Les économistes adorent l’affectation aléatoire, car elle permet de surmonter l’un des plus gros problèmes des sciences sociales : isoler la causalité de la corrélation. C’est comme un essai pharmaceutique en sciences sociales. Environ la moitié du groupe expérimental a « pris son médicament » et a déménagé dans des zones moins pauvres ; en d’autres termes, la proportion de personnes vivant dans un quartier pauvre a diminué de moitié environ, passant de 40 % à 20 %. Il y avait cependant des limites : le bon d’achat ne leur a pas permis d’acheter leur place dans des quartiers aisés avec de grandes écoles, autant que dans des quartiers un peu moins pauvres avec des écoles légèrement meilleures.

Des équipes d’économistes et d’autres spécialistes des sciences sociales ont publié des analyses des données du MTO dans des revues universitaires de premier plan (voir le tableau à la fin de l’article).

MTO, Acte II : Déception

Ces études étaient décevantes, surtout pour ceux qui, comme moi, pensent que les qualités néfastes des quartiers ont entravé le progrès social des pauvres. Les principales conclusions étaient les suivantes :

  1. La pauvreté du quartier n’a aucun effet sur les revenus ou l’emploi des adultes.
  2. La pauvreté du quartier n’a pas d’effets positifs constants sur le comportement des enfants ou leurs résultats scolaires.
  3. La pauvreté du quartier améliore certains aspects de la santé mentale et physique des adultes.

MTO Acte III : Réflexion

Ces résultats, en particulier le second, contredisaient un grand nombre de théories en sciences sociales et de preuves non expérimentales, provenant principalement de sociologues, comme William Julius Wilson et Douglas Massey. Ces derniers et d’autres sociologues ont suggéré que les limites de l’étude expliquaient l’absence d’effets observables. Dans un exemple très récent, Massey et moi avons découvert que le revenu du quartier pendant l’enfance prédit fortement le revenu à l’âge adulte. Nos preuves suggèrent également un effet causal, puisque le revenu du quartier explique même les différences de revenus entre frères et sœurs.

Moins remarqués, la première vague de résultats du MTO a également contredit un ensemble puissant de preuves expérimentales provenant des programmes de loterie et de bons scolaires. Ces études avaient constamment constaté que la fréquentation de meilleures écoles – mesurée de diverses manières – stimulait les performances scolaires (et les revenus éventuels) des enfants, en particulier ceux des familles pauvres.

MTO Act IV : Vindication

Avec leur nouvelle étude, Chetty et Hendren (ainsi que Lawrence Katz, un auteur de nombreuses études précédentes) fournissent des preuves très solides de l’impact positif du MTO. Plus précisément, le déménagement dans un quartier moins pauvre pendant l’enfance (c’est-à-dire, avant l’âge de 13 ans) :

  1. Augmente le revenu annuel futur au milieu de la vingtaine d’environ 3 500 $ (31 %)
  2. Dynamise les taux de mariage (de 2 points de pourcentage)
  3. Augmente à la fois les taux de fréquentation des collèges (de 2.5 points de pourcentage) et la qualité du collège fréquenté

L’âge de l’enfant déplacé était un facteur critique : déménager dans un quartier moins pauvre à l’adolescence n’avait aucun impact significatif sur les gains ultérieurs ou d’autres résultats adultes.
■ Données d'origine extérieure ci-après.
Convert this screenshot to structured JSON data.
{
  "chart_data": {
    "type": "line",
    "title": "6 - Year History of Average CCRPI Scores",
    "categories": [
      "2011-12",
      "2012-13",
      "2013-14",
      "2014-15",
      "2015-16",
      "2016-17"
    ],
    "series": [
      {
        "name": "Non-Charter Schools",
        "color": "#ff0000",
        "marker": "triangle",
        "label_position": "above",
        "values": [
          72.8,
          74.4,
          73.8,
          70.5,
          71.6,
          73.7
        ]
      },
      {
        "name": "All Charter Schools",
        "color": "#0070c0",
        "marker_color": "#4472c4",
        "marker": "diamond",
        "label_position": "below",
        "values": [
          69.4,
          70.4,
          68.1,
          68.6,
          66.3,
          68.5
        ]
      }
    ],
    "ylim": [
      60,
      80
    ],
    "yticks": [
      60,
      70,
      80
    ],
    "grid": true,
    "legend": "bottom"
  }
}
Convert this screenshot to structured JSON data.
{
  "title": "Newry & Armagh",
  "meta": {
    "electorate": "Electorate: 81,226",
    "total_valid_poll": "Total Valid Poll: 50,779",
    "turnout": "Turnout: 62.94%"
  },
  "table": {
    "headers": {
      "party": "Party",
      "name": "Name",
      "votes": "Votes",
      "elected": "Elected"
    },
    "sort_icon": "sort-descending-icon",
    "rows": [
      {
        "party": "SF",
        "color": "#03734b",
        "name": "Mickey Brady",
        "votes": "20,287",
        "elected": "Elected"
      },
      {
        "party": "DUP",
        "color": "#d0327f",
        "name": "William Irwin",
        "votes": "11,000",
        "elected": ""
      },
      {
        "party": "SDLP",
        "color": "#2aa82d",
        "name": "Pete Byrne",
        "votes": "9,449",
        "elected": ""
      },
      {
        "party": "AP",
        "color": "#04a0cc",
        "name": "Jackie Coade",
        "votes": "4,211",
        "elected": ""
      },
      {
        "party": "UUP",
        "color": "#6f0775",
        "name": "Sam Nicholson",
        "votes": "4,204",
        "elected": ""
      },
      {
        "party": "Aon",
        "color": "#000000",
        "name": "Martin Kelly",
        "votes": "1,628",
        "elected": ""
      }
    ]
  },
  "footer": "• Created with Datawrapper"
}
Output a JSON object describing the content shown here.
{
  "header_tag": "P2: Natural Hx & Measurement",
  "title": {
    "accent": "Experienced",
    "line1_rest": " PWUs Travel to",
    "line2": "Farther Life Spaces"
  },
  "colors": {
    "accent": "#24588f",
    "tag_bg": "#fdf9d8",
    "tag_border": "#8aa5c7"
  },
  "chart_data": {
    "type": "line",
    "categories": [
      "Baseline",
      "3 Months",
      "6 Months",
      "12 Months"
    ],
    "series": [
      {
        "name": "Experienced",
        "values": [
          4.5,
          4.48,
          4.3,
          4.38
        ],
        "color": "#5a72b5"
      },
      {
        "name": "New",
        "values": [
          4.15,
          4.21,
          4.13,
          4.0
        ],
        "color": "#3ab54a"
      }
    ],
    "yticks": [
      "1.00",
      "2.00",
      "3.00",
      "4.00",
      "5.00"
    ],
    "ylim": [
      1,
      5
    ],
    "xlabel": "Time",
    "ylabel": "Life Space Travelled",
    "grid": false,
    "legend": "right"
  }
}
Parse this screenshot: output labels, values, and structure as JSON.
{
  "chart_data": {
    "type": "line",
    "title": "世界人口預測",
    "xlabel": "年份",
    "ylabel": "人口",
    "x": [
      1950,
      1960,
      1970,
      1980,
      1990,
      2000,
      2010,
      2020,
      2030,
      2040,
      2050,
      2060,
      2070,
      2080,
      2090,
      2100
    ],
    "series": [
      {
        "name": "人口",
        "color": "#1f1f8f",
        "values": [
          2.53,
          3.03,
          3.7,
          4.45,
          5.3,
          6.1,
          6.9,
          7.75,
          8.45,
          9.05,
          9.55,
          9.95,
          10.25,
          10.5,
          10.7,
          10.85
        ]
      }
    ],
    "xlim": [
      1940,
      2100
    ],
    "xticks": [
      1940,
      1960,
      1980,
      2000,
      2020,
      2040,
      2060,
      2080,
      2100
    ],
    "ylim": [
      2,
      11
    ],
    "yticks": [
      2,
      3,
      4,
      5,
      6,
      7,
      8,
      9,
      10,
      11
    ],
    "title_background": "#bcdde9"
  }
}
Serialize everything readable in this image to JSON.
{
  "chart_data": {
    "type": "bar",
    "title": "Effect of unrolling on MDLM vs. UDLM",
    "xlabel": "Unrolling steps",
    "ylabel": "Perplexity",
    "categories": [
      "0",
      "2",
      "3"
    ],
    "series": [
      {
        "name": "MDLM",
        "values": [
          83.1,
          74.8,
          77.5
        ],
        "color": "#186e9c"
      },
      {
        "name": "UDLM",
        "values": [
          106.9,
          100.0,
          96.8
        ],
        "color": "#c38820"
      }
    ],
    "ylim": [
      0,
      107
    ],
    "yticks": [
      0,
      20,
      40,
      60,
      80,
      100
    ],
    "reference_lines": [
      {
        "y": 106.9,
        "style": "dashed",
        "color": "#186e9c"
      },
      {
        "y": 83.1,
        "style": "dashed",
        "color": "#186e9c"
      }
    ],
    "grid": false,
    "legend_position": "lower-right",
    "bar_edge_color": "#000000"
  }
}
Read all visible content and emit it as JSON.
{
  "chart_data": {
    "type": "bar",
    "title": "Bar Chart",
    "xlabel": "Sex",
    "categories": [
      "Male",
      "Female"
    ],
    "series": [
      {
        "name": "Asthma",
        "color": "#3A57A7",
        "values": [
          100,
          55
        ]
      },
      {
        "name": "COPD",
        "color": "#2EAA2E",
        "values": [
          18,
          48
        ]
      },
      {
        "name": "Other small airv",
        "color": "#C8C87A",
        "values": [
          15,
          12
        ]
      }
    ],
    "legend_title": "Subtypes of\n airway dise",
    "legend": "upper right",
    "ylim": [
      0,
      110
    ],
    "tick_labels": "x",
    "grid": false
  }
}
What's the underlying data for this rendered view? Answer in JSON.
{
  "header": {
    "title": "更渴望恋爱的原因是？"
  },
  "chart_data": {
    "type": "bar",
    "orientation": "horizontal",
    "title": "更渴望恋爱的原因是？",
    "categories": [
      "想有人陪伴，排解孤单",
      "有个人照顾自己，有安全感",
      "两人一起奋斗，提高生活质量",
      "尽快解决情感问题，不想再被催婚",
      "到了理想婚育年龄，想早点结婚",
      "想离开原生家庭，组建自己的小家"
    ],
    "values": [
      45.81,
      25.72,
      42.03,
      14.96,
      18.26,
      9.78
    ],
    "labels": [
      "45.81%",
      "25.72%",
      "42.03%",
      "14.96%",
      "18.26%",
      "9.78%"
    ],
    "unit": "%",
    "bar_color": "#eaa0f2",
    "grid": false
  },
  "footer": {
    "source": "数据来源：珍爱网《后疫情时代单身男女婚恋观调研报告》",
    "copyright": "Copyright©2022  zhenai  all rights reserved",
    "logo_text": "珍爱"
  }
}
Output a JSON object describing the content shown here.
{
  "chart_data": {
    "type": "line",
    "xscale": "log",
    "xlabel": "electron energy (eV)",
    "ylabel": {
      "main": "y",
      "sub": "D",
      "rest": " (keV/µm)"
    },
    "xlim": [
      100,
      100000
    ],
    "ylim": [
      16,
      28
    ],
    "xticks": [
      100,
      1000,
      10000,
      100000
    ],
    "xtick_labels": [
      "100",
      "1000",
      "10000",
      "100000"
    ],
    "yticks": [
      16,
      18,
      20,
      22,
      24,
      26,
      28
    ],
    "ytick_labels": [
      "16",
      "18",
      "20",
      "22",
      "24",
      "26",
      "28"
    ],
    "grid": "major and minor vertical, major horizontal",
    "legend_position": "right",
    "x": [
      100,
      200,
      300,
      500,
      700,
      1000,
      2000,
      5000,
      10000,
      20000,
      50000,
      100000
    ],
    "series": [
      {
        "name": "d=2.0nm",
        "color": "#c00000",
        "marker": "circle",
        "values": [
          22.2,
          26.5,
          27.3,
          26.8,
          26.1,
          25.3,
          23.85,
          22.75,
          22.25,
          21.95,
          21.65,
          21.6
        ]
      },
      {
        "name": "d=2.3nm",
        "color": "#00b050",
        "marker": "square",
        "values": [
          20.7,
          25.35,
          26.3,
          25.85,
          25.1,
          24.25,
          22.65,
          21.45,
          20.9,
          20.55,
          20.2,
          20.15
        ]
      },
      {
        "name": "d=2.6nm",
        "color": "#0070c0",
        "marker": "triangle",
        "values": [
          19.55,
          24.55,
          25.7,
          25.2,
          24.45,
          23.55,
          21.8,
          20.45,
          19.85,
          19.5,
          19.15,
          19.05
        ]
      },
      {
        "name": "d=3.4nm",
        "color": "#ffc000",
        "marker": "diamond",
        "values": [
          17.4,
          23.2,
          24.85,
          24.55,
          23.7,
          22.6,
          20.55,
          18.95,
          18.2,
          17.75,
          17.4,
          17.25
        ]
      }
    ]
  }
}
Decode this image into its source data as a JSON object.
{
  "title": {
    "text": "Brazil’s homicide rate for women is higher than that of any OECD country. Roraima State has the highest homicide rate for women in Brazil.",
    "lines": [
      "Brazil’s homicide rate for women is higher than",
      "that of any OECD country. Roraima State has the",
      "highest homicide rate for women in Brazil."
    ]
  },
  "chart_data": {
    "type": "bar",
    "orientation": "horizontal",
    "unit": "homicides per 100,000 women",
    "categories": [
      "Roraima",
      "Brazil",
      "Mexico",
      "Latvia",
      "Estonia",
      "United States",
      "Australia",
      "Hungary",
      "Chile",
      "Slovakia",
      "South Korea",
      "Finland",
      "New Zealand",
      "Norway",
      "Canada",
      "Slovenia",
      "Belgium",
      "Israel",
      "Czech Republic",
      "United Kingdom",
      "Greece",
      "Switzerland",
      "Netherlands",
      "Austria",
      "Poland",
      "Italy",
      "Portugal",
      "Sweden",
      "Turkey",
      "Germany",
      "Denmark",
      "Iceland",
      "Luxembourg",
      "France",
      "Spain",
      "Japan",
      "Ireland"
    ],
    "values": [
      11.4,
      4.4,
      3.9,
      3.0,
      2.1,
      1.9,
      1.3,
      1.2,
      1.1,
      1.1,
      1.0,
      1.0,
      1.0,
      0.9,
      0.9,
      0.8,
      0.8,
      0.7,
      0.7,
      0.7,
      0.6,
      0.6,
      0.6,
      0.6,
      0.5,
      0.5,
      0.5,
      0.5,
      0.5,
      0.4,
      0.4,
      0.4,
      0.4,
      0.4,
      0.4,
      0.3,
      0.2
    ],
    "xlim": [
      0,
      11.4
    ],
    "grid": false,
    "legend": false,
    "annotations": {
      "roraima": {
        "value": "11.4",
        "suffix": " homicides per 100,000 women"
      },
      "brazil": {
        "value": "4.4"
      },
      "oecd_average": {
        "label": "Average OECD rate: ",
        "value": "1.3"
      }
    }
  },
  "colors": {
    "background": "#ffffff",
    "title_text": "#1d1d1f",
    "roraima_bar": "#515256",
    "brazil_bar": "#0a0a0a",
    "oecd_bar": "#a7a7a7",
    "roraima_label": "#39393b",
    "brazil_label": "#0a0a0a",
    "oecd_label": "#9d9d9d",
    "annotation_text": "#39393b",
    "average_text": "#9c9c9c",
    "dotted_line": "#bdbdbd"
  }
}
Les leçons de l’évaluation du MTO

Il n’y avait rien de mauvais dans la série précédente d’évaluations du MTO en soi : le principal problème était que les effets positifs du départ des quartiers pauvres en tant qu’enfant ne pouvaient pas être observés jusqu’à ce que les enfants soient assez âgés pour terminer le collège et entrer sur le marché du travail adulte. En mesurant les résultats à l’âge adulte, les spécialistes du MTO ont pensé de manière créative à saisir des résultats alternatifs, comme la santé mentale, qui n’avaient pas été étudiés auparavant dans ce contexte.

Pour autant, certains des chercheurs qui ont mené des études antérieures ont été trop prompts à faire une croix sur le MTO en particulier et, plus important encore, sur les effets de voisinage en général. Comme le montrent Chetty et ses collègues, même quelques années supplémentaires de données peuvent faire toute la différence. Maintenant, nous pouvons être encore plus sûrs que lorsqu’il s’agit d’égalité et d’opportunités, le lieu compte.